近年、観光客のマナーの悪さが問題視される「パリピの聖地」、スペイン・マヨルカ島。観光客の迷惑行為に我慢の限界を超えた地元住民が5月下旬、観光地で反ツーリズムの抗議デモを開催。食事を楽しむ観光客にブーイングや「観光客は帰れ」と罵声を浴びせた。
2万人以上、デモ参加者が怒りをあらわに..「逃げ出すしかなかった」と観光客
「マヨルカ島を守ろう!観光客は帰れ!」
2万人以上が参加したとされる同デモで、地元住民は怒りの声をあげた。毎年夏になると、「地中海の宝石」と呼ばれる美しいビーチを持つマヨルカ島は、多くの観光客で溢れかえる。

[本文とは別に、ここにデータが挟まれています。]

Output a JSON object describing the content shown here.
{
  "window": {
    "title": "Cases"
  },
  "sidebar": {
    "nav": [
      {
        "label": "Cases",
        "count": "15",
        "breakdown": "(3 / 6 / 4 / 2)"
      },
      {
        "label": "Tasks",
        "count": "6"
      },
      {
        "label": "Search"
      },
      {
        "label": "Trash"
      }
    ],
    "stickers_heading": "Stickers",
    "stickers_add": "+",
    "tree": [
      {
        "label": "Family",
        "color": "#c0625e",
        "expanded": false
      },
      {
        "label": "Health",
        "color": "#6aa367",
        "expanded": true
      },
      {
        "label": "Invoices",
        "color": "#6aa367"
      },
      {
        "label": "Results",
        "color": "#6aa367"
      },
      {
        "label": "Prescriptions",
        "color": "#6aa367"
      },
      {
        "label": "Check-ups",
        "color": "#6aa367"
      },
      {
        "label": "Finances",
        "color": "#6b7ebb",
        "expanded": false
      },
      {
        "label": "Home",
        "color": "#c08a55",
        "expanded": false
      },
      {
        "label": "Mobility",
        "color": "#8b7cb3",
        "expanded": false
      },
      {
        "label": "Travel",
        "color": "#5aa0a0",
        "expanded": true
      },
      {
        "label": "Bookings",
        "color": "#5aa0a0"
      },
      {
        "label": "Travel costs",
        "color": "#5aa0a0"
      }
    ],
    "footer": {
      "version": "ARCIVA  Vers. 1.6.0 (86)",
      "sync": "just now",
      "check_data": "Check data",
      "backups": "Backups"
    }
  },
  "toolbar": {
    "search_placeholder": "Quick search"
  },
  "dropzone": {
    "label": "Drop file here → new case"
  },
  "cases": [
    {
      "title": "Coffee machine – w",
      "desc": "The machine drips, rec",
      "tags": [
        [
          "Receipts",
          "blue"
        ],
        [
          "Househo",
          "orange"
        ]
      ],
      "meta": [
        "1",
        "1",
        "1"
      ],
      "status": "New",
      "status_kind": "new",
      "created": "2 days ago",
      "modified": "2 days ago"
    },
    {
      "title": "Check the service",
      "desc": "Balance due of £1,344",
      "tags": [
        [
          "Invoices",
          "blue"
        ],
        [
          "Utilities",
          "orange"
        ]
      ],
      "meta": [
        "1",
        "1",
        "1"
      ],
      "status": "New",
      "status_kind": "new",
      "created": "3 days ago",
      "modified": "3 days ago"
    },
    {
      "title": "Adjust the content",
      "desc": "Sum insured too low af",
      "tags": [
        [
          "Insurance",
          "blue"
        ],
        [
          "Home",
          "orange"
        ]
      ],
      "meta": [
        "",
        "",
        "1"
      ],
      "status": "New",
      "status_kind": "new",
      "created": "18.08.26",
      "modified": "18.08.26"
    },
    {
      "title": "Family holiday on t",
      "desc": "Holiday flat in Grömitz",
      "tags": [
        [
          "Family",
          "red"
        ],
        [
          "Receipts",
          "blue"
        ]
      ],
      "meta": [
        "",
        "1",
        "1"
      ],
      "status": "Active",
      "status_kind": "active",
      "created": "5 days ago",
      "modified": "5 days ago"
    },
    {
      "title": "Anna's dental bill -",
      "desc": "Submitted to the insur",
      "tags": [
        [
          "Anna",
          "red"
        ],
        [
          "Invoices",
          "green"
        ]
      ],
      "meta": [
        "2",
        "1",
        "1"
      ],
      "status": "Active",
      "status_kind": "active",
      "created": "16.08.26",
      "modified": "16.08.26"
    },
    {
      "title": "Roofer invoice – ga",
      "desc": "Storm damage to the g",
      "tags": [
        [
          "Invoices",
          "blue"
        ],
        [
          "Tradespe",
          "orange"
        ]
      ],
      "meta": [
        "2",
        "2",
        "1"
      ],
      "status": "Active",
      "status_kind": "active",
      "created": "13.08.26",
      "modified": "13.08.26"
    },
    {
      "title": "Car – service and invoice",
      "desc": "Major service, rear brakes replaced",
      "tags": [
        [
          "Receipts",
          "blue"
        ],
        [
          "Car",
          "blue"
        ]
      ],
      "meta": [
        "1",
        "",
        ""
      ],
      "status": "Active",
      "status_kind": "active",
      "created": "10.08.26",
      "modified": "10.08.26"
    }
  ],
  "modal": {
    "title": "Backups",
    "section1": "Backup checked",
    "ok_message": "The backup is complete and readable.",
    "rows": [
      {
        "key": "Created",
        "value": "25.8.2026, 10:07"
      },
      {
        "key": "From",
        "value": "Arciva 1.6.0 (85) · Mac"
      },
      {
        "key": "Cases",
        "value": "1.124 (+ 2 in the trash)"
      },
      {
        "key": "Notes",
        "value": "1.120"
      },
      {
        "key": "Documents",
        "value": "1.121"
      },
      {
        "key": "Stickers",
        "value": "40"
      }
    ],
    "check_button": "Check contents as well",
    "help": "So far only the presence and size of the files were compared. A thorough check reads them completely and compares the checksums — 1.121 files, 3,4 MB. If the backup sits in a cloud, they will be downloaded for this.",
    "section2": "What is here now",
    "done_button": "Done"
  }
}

近年、バカンスを楽しむ観光客による路上飲酒、騒音、侵入禁止区域への侵入、落書き行為などが見られ、連日報告されるこのようなマナー違反に地元住民の怒りはピークに超えていた。2万人のデモ隊は、中心部にある“パセオ・デル・ボルネ通り”の20分ほどの道のりを行進。参加者が持っていた横断幕には、自国のルールを押し通す観光客(特にイギリス人観光客)を表すスペイン語の口語表現 「Guiri 」含めた、攻撃的なメッセージが記載されていた。
デモの様子を捉えた映像には、通りを塞ぐほどの2万人もの参加者が道いっぱいに広がり、パネルを掲げ、声をあげている。中には、小さな子どもや年配の姿も。一部の過激な参加者は、食事中の旅行客に怒鳴りつけたり、バカにするような言動を起こしたという。
当時、レストランで食事を楽しんでいたというイギリス人観光客の女性は、DailyMaill誌の取材に対し、「逃げ出すしかなかった」と語っている。
「嵐が来るような感じでした......それからデモ隊の騒音はどんどん大きくなり、私たちは彼らに押し流されました」
また、デモ隊の人波に巻き込まれたと語り、「『二度とこの島を訪れたくない』と思わせるほどでした」と告白している。
地元住民にとっては“英雄”?
抗議デモの主催者は、マヨルカ島センセレス出身の団体「バンク・デル・タン」。グループは後日、一部の参加者の度を超えた暴言や行動に謝罪を余儀なくされた。
「観光客に暴力を振るうつもりはなかったし、あってはならないことだ。ですが、政府が現状の対策をとらないのであれば、私たちはデモ活動を続けるでしょう」
しかし、地元住民たちからは彼らを “英雄”と称える声も見られ、政府への「オーバーツーリズム」の対策を求める意見が集まった。
「この島は、子どもたちが安全で尊厳をもって成長できる場所であるべきだ」
ここ数ヶ月、スペイン、テネリフェ島、ギリシャではこのような反ツーリズムを訴える抗議デモが頻繁に行われている。夏が近づき、旅行者が殺到するピークシーズンに差し掛かる今。連日報告される観光客のマナー違反行為や住民たちのデモ活動に対する、スペイン政府の対応にも注目していきたい。